Worum geht’s eigentlich?

Eigentlich ist Martin ein ganz normales Kind. Bis er im Krankenhaus am Sterbebett seiner Oma dem Tod begegnet. Sie beschnuppern sich ein wenig, bevor Tod wieder verschwindet und den kleinen Jungen erst wieder im Teenager Alter wieder regelmäßig besucht. Die beiden entwickeln trotz der Meinungsverschiedenheiten eine übernatürliche Freundschaft, die die Jahre überdauert.

Doch als Martin beginnt, sein Leben im Erwachsenenalter selbst in die Hand zu nehmen, kommt es vermehrt zu Auseinandersetzungen. Wie sich das alles entwickelt und was sonst noch alles passiert, muss man einfach selbst gelesen haben!

Meinung

In diesem Buch von Sebastian Niedlich bekommt man einen kleinen Crashkurs bezüglich des Todes. Was sind seine Aufgaben, was findet er gut und warum tut er eigentlich das, was er tut. Wo kommt er her und wie geht der Tod in Rente?

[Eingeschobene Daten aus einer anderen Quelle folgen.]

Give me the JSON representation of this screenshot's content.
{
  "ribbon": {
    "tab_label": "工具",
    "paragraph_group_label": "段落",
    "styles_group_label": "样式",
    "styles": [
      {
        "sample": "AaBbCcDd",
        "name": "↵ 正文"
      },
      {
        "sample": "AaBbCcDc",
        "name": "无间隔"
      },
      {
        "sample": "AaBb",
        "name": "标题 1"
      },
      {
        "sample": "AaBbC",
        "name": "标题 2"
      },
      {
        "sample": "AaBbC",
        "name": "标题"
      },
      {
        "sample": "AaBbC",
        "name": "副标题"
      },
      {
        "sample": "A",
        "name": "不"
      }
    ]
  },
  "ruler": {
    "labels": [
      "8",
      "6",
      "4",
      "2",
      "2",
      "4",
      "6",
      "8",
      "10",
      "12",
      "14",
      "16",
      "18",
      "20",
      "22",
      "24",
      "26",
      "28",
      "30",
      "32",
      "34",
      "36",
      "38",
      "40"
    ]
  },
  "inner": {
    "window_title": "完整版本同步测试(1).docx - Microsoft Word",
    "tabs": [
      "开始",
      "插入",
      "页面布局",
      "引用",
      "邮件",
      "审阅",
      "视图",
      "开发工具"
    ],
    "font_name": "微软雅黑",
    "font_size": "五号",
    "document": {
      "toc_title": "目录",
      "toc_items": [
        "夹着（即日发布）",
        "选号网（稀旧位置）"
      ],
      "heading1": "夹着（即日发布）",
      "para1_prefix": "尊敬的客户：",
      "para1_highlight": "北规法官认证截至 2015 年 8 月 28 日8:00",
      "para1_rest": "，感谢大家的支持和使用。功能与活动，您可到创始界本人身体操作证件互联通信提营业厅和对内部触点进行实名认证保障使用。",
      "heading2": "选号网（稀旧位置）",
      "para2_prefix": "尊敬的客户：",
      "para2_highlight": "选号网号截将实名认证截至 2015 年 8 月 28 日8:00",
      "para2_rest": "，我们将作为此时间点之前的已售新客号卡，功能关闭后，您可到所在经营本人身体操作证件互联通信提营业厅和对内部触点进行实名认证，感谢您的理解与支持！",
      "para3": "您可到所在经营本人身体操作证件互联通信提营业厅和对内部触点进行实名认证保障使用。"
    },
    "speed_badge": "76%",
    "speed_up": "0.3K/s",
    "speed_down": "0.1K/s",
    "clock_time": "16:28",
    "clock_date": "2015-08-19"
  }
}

Als aller erstes ist mir jedoch das wunderschöne Cover aufgefallen. Es ist gelb und schwarz und zeigt den Tod mit Schmetterlingen und einem Kescher. Diese Darstellung des Todes wiederholt sich bei jedem neuen Kapitel. Man erkennt, dass dieses Buch mit viel Liebe gestaltet wurde, was für mich immer einen Bonuspunkt darstellt.

In »Der Tod und andere Höhepunkte meines Lebens« wird mehrfach über das Schicksal und die Vorbestimmung des Lebens diskutiert. Ob der Mensch oder auch der Tod Einfluss darauf hat, wann, wie oder ob ein anderer Mensch sterben muss, wird in vielen kleinen Kämpfen zwischen Martin und Tod aufgeworfen, aber nie so richtig beantwortet. Letztlich muss der Leser für sich selbst herausfinden, ob das Leben wirklich eine Aneinanderreihung von vorbestimmten Ereignissen ist.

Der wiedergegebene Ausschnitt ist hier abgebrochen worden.